研究日誌
米田設計が番組制作協力した「大改造!!劇的ビフォーアフター」が放送されました。
米田設計が番組制作協力した「大改造!!劇的ビフォーアフター」が放送されました。
番組ホームページ http://asahi.co.jp/beforeafter/
2014年8月10日放送 白鳥が見えない家 ダイジェスト版 http://asahi.co.jp/beforeafter/list/d00138pvin.php
この番組は新築工事の陰に隠れていたリフォームという分野に光を当てました。
解体が取り沙汰されるたびに話題となる著名建築とは異なり、まだ使用期限が残る多くの無名の建築が有り、これらを使い続ける方策を考えることも現代では重要な事です。
建築士の施工に関しての立ち位置などはこの番組の性格上普段の行動とは多少違うこともあるかもしれません。
しかし建築士がリフォームに関与することによって単なる修繕の域を脱し、より豊かな生活が出来る可能性があることを示唆している点からもこの番組の意義は大きいといえます。
それと同時に今回の収録で感じたことは新築時にきちんと性能を確保し、将来のリフォームを配慮した設計の重要性です。さいわいこのリフォームにあたっては重大な障害は発見されませんでしたが補強は全般に渡りました。
より良いリフォームを可能にする新築時の設計を改めて慎重に進めたいと思います。
建築は場所性を抜きに考えられません。現場は新潟県阿賀野市、白鳥の飛来地として名高い「瓢湖」湖畔にあります。吹雪の中、初めて訪ねたとき瓢湖はまさに白鳥や鴨などで水面が覆われていました。
また春には湖畔をさくら色に染める桜の並木、また夏にはオニハスの群生と豊かな自然に触れることが出来ました。新潟の四季を通じて表情豊かな自然に包まれた新しい生活の出発に関われたことは貴重な楽しい経験となりました。
TV制作の現地スタッフは極めて熱心に粘り強く働いていたことが印象的です。撮影には素人の私はじめ工事関係者の士気を高めるため大変気を使っていただき、その熱心さに応えてできるだけ協力させていただきました。
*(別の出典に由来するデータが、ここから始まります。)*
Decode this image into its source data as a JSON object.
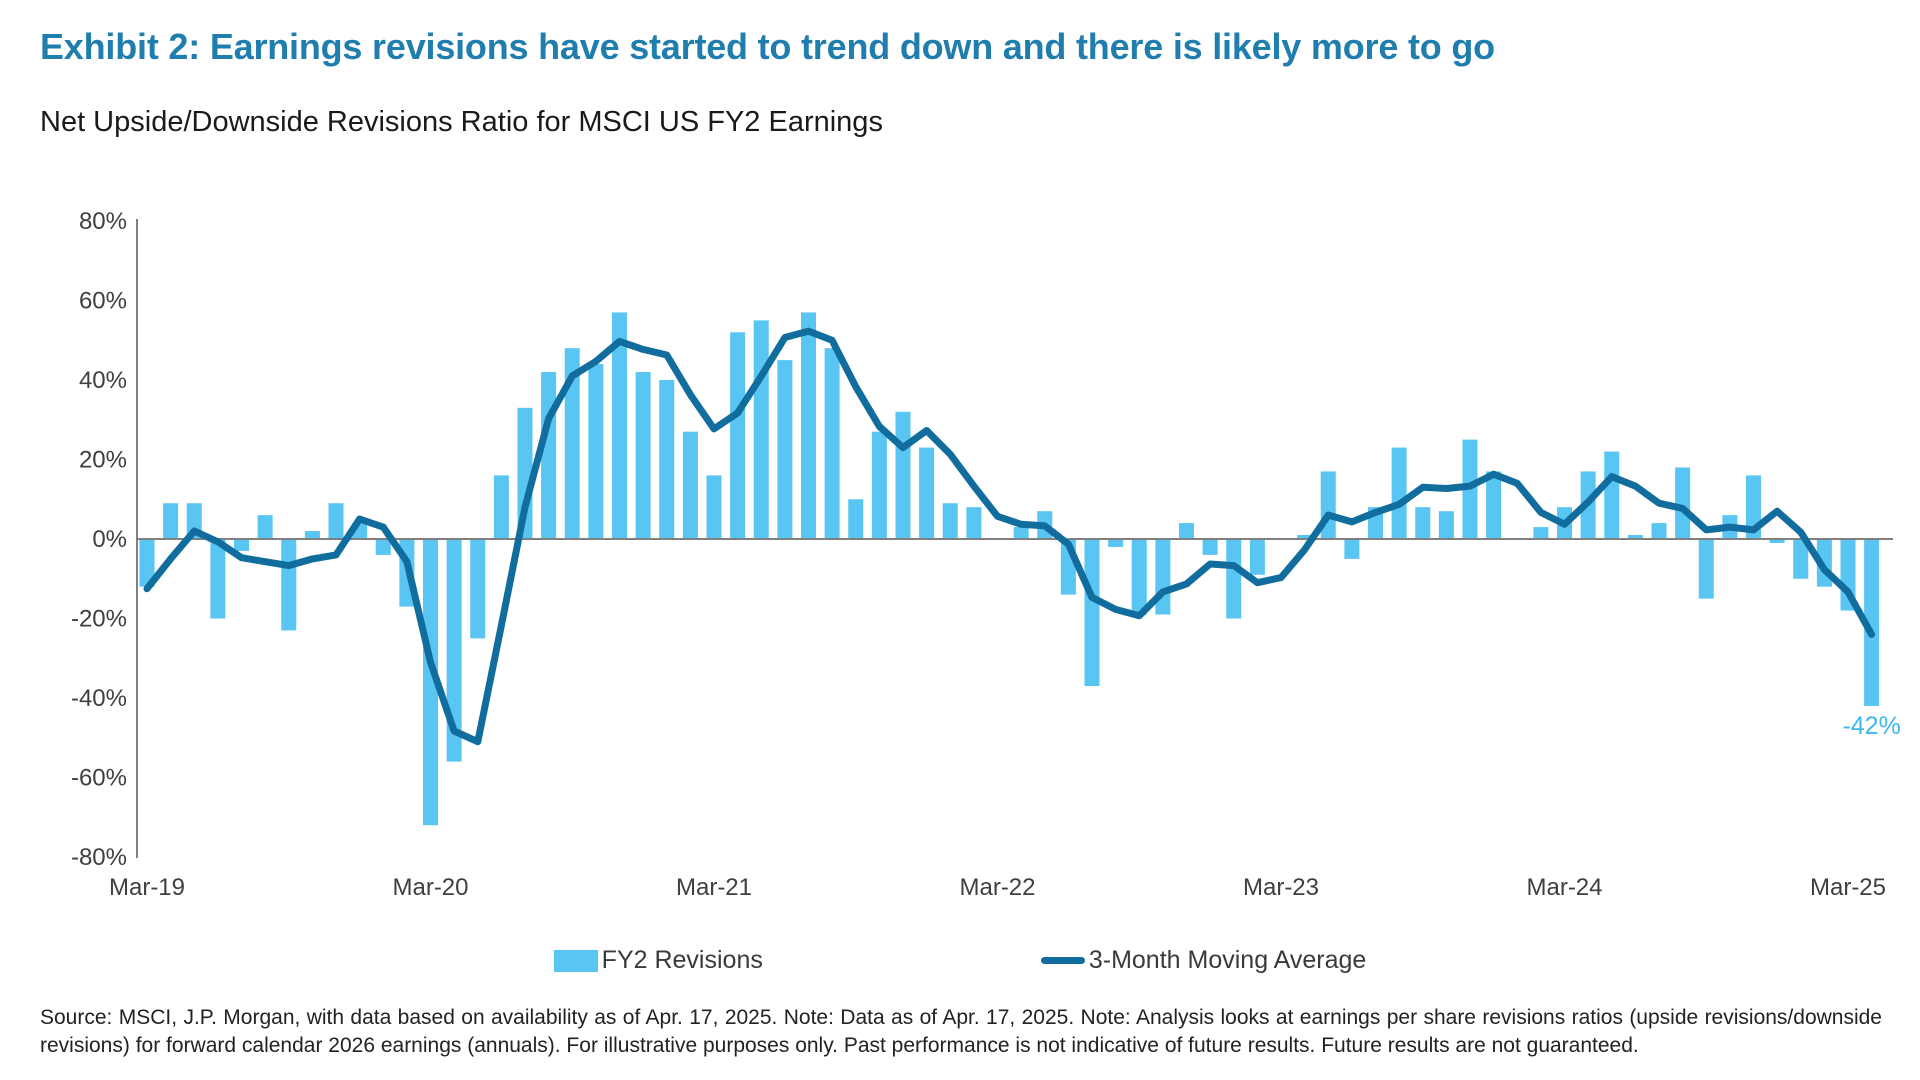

この機会を与えていただいたTV局、製作会社の皆様に改めて感謝申し上げます。
番組は建築主の祖母が瓢湖を眺めることをはじめ、家の中を楽に移動できるための改善工事を軸に雪国独特の湿度が高く寒く長い冬をいかに快適に過ごすかというテーマに沿って出来上がっています。
施工者である「株式会社 太洋」をはじめ各職方はは消費税増率に伴う駆け込み需要で材工とも逼迫するなか、かつビデオカメラが回りっぱなしという環境下でも本当によく頑張ってくれました。
放送では工事の詳細は省かれていましたが、リフォーム工事として見えない部分も工期の多くを割いて処置しました。
この住宅は数回の増築が行われていますが古い部分は真壁工法で土塗壁であるところから断熱補強に関して外張り断熱としました。
耐震性は壁が少なく、かつこの地方独特の建築形式として階高が高いため柱の細長比の改善を兼ね、水平剛性のための床をロフトの床として作りました。
新たに棟を受ける柱を新設し、、積雪時の変形の改善を行いました。
さいわいシロアリの食害は一部に留まっていましたが防蟻対策として基礎、床廻りはホウ酸処理をGreen Life Design株式会社の協力で施し、今後に備えました。
また地元の安田瓦協同組合および関連企業の全面的な協力をいただけたことは大変ありがたいことでした。地産地消を地で行くような内容に大きく貢献しています。